The zombie lives, this time in an op-ed in the WSJ from the Newark Star-Ledger’s Paul Mulshine, who conflates the shout of “Copy!” and the pounding of six-part carbons with some golden age of “real” journalism that the modern internetses are killing:
When my colleague at the Newark Star-Ledger John Farmer started off in journalism more than five decades ago, things were very different. After covering a political event, he’d hop on the campaign bus, pull out a typewriter, and start banging out copy. As the bus would pull into a town, he’d ball up a finished page and toss it out the window. There a runner would scoop it up and rush it off to a telegraph station where it would be blasted back to the home office.
At the time, reporters thought this method was high-tech. Now, thanks to the Internet, a writer can file a story instantly from anywhere. It’s incredibly convenient, but that same technology is killing old-fashioned newspapers. Some tell us that that’s a good thing. I disagree and believe that the public will miss us once we’re gone.
Why are newspapers disappearing? Those damned bloggers in their pajamas:
The problem is that printing a hard copy of a publication packed with solid, interesting reporting isn’t a guarantee of economic success in the age of instant news. Blogger Glenn Reynolds of “Instapundit” fame seems to be pleased at this. In his book, “An Army of Davids,” Mr. Reynolds heralds an era in which “[m]illions of Americans who were in awe of the punditocracy now realize that anyone can do this stuff.”
No, they can’t. Millions of American can’t even pronounce “pundit,” or spell it for that matter. On the Internet and on the other form of “alternative media,” talk radio, a disliked pundit has roughly a 50-50 chance of being derided as a “pundint,” if my eyes and ears are any indication.

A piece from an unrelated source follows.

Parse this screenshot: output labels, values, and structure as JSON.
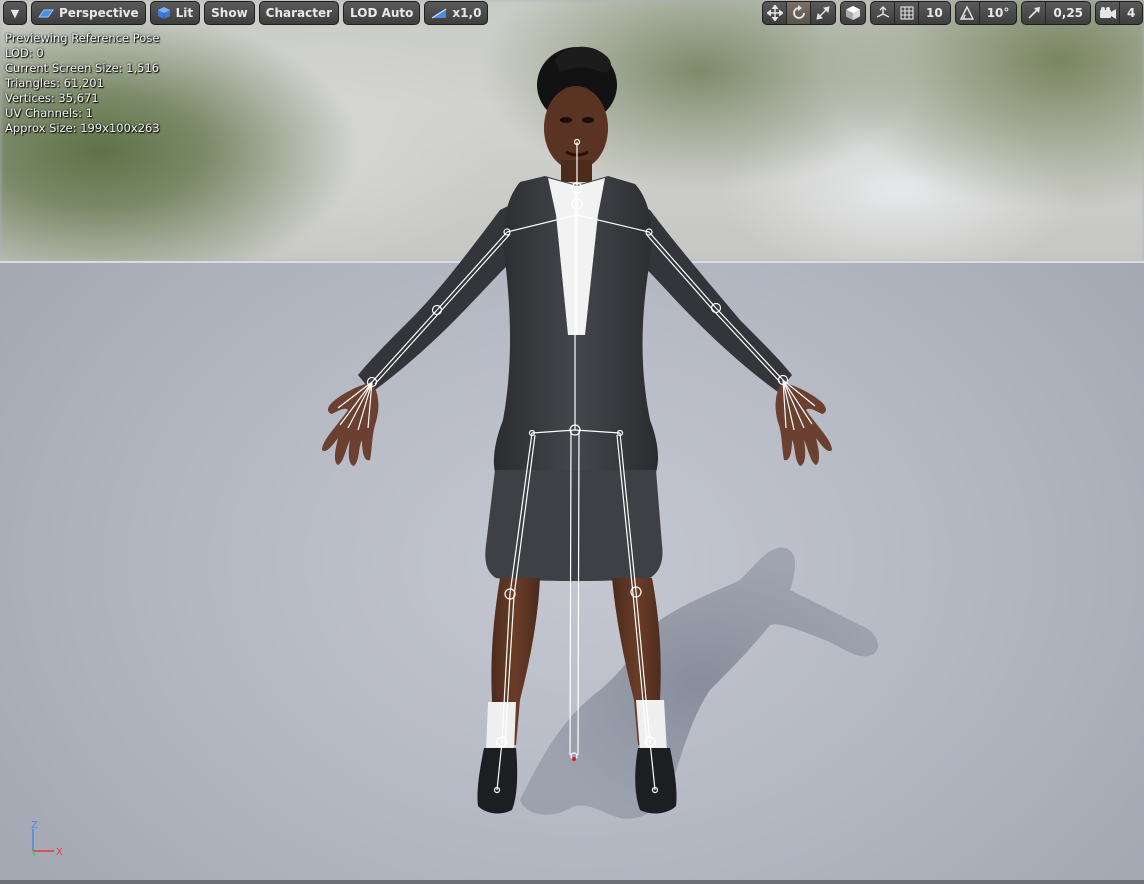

The type of person who can’t even keep track of the number of times the letter “N” appears in a two-syllable word is not the type of person who is going to offer great insight into complex issues.
I agree with this: It sucks that journalists are losing jobs and that newspapers are failing. But the marketplace of ideas is not a zero-sum game. And just because the author seems to have run across an inordinate number of people who are unable to pronounce the word “pundit” that’s no reason to dismiss the whole of the blogosphere, as he does.
And it’s a sham argument anyway. I’d bet that a sizable percentage of any newspaper’s readership is equally idea- and spelling-challenged. The leaders of the social media movement are no more average members of the rabble than are the ink-stained wretches Munshine beatifies here. Reporters, pundits, thought-leaders — whether in print or pixels — become who they are because of the value of their skills and ideas, not the medium they choose to disseminate them.
The bigger question is this: who will do the reporting, and who will pay for it? If newspaper companies get smart about business models and stop trying to prop up the old institutions of ink and paper, there’s a very good chance that they will survive. But they will survive in a world where Reynolds and others have an equal share of the voice, assuming the quality of what they’re saying is high enough to warrant attention.